On the other hand, life develops intelligence if it’s faced with obstacles that basic cunning can’t overcome. For humans that was finding food in the veld. They had to learn to hunt and cook if they were to survive. Other proto-humans learned those skills as well. Then our ancestors hunted, and killed, them. They may have eaten them too. Either way, they eliminated the competition.
That last sentence is the one you need to remember.
Sarah Chodosh, over at Popular Science, notes that ravens are joining the party and moving up the evolutionary ladder.
Ravens can solve puzzles, trick other animals into helping them out, and communicate with each other at a level even apes can’t match. And now we know they can hatch plans. These aren’t dastardly plans to overthrow humans in a battle for control of the Earth (we hope)—they’re plans to get better food for themselves. It’s like the marshmallow test—more on that in a minute—but for birds that have more self control than most children.
This latest revelation comes courtesy of two cognitive scientists at Lund University in Sweden who literally put ravens to test. They published their findings on Friday in the journal Science. Up until now, we knew that ravens had some ability to plan ahead for their own food needs because they hide caches of food to dig up later. Then again, squirrels store food in the ground for later and they’re, well, not the smartest. They forget about 75 percent of their nuts, planting millions of trees in the process. They’re accidental environmentalists. And if moronic squirrels can be biologically programmed to cache food for later, maybe ravens aren’t as smart as we thought.

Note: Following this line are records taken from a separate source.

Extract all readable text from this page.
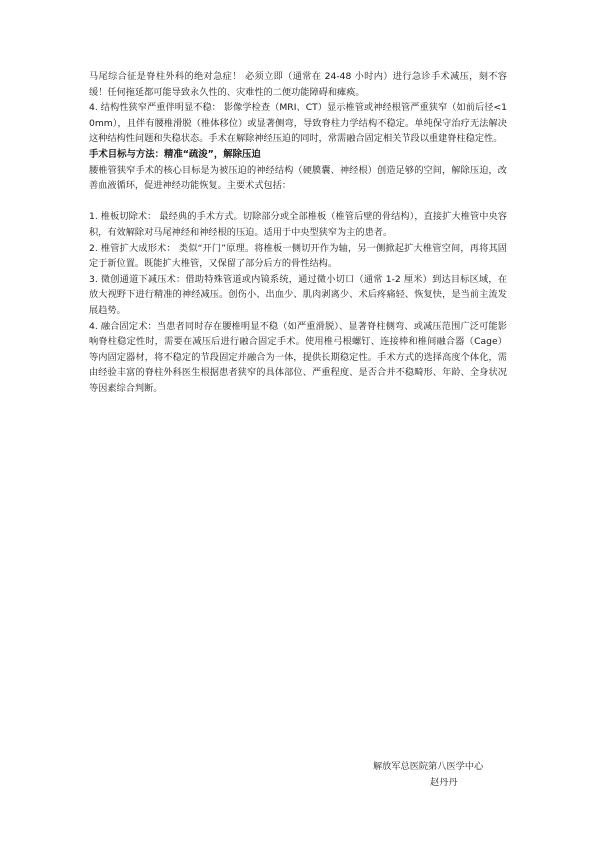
马尾综合征是脊柱外科的绝对急症！ 必须立即（通常在 24-48 小时内）进行急诊手术减压，刻不容缓！任何拖延都可能导致永久性的、灾难性的二便功能障碍和瘫痪。

4. 结构性狭窄严重伴明显不稳： 影像学检查（MRI、CT）显示椎管或神经根管严重狭窄（如前后径<10mm），且伴有腰椎滑脱（椎体移位）或显著侧弯，导致脊柱力学结构不稳定。单纯保守治疗无法解决这种结构性问题和失稳状态。手术在解除神经压迫的同时，常需融合固定相关节段以重建脊柱稳定性。

手术目标与方法：精准“疏浚”，解除压迫

腰椎管狭窄手术的核心目标是为被压迫的神经结构（硬膜囊、神经根）创造足够的空间，解除压迫，改善血液循环，促进神经功能恢复。主要术式包括：

1. 椎板切除术： 最经典的手术方式。切除部分或全部椎板（椎管后壁的骨结构），直接扩大椎管中央容积，有效解除对马尾神经和神经根的压迫。适用于中央型狭窄为主的患者。

2. 椎管扩大成形术： 类似“开门”原理。将椎板一侧切开作为轴，另一侧掀起扩大椎管空间，再将其固定于新位置。既能扩大椎管，又保留了部分后方的骨性结构。

3. 微创通道下减压术：借助特殊管道或内镜系统，通过微小切口（通常 1-2 厘米）到达目标区域，在放大视野下进行精准的神经减压。创伤小、出血少、肌肉剥离少、术后疼痛轻、恢复快，是当前主流发展趋势。

4. 融合固定术：当患者同时存在腰椎明显不稳（如严重滑脱）、显著脊柱侧弯、或减压范围广泛可能影响脊柱稳定性时，需要在减压后进行融合固定手术。使用椎弓根螺钉、连接棒和椎间融合器（Cage）等内固定器材，将不稳定的节段固定并融合为一体，提供长期稳定性。手术方式的选择高度个体化，需由经验丰富的脊柱外科医生根据患者狭窄的具体部位、严重程度、是否合并不稳畸形、年龄、全身状况等因素综合判断。

解放军总医院第八医学中心

赵丹丹
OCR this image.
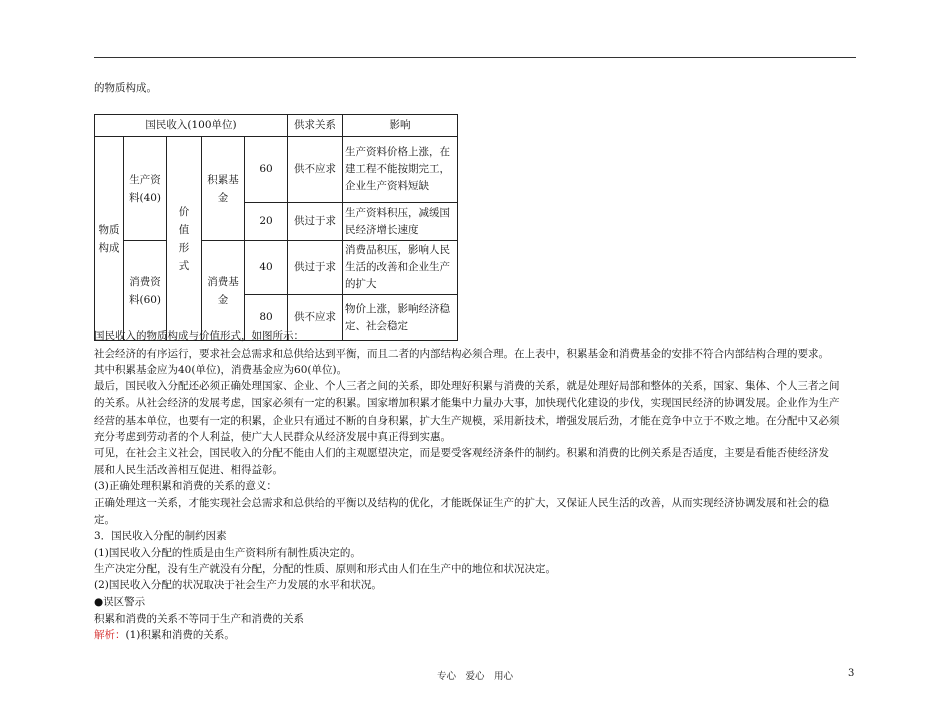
的物质构成。
国民收入(100单位)					供求关系	影响
物质构成	生产资料(40)	价值形式	积累基金	60	供不应求	生产资料价格上涨，在建工程不能按期完工，企业生产资料短缺
				20	供过于求	生产资料积压，减缓国民经济增长速度
	消费资料(60)		消费基金	40	供过于求	消费品积压，影响人民生活的改善和企业生产的扩大
				80	供不应求	物价上涨，影响经济稳定、社会稳定
国民收入的物质构成与价值形式，如图所示：
社会经济的有序运行，要求社会总需求和总供给达到平衡，而且二者的内部结构必须合理。在上表中，积累基金和消费基金的安排不符合内部结构合理的要求。
其中积累基金应为40(单位)，消费基金应为60(单位)。
最后，国民收入分配还必须正确处理国家、企业、个人三者之间的关系，即处理好积累与消费的关系，就是处理好局部和整体的关系，国家、集体、个人三者之间
的关系。从社会经济的发展考虑，国家必须有一定的积累。国家增加积累才能集中力量办大事，加快现代化建设的步伐，实现国民经济的协调发展。企业作为生产
经营的基本单位，也要有一定的积累，企业只有通过不断的自身积累，扩大生产规模，采用新技术，增强发展后劲，才能在竞争中立于不败之地。在分配中又必须
充分考虑到劳动者的个人利益，使广大人民群众从经济发展中真正得到实惠。
可见，在社会主义社会，国民收入的分配不能由人们的主观愿望决定，而是要受客观经济条件的制约。积累和消费的比例关系是否适度，主要是看能否使经济发
展和人民生活改善相互促进、相得益彰。
(3)正确处理积累和消费的关系的意义：
正确处理这一关系，才能实现社会总需求和总供给的平衡以及结构的优化，才能既保证生产的扩大，又保证人民生活的改善，从而实现经济协调发展和社会的稳
定。
3．国民收入分配的制约因素
(1)国民收入分配的性质是由生产资料所有制性质决定的。
生产决定分配，没有生产就没有分配，分配的性质、原则和形式由人们在生产中的地位和状况决定。
(2)国民收入分配的状况取决于社会生产力发展的水平和状况。
●误区警示
积累和消费的关系不等同于生产和消费的关系
解析：(1)积累和消费的关系。
专心　爱心　用心	3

Except obviously they are.
Ravens, as it turns out, will often choose to forgo a tasty morsel now in favor of getting access to a better treat later. Faced with a food tidbit and a tool that they know can open a box containing more tempting food, they will generally choose the tool—even if they don’t have the box yet. They’ve learned that when researchers present them with the box in 15 minute’s time, they can use that tool to unlock their prize. That’s forethought right there. Even small children often choose to eat one marshmallow immediately rather than wait a few minutes for more marshmallows, and all that experiment makes the participants do is sit there being cute.
This shouldn’t come as such a shock. Ravens also steal from each other by watching competitors hide food, noting the location, and returning later to dig up their spoils. And because they get stolen from, some ravens will actually pretend to hide food to throw thieves off the scent. What’s more, they can tell other ravens where to find a juicy, rotting carcass and team up to scare off their competitors. That ability—to communicate information about a distant location—is shared only by ants, bees, and humans. Note that great apes and monkeys are not on that list. Plus, ravens can apparently deceive one another if it means keeping a food source a secret. They can also call wolves over to a carcass that hasn’t broken down enough yet so that the canines can rip it apart, leaving more convenient scraps for the birds to scarf down.
If all that doesn’t make you love and embrace our raven overlords, nothing will. These birds are geniuses in their own right—so what if their look is a little goth? Their intelligence isn’t to be feared, it’s to be revered. Ravens for President 2020.
Okay, so super smart birds that can plan, like some horror movie creatures shambling into your home in the dark, may not make you happy. But, as I noted above, it’s only when faced with direct competition that one species wipes out another.
Humans, ravens, and octopuses, have very few areas where they need the same resources. They could, much like the creatures in David Brin’s Uplift series, be brought up the evolutionary ladder to be our partners. To be a boon rather than a bane. In other words, the exact opposite of what happens when I write about it.
The simians, however, might be a different issue. They are similar enough to us that they may, at some point, want what we have. And history has shown us that rarely goes well for someone.
All that said, none of this is a concern for today. In fact it may all be moot. according to David Wallace-Wells global warming could make Earth uninhabitable in before 2100 AD. In other words, if he’s right, your teenage kids will live just long enough to see the end of the world.
There’s your happy thought for today.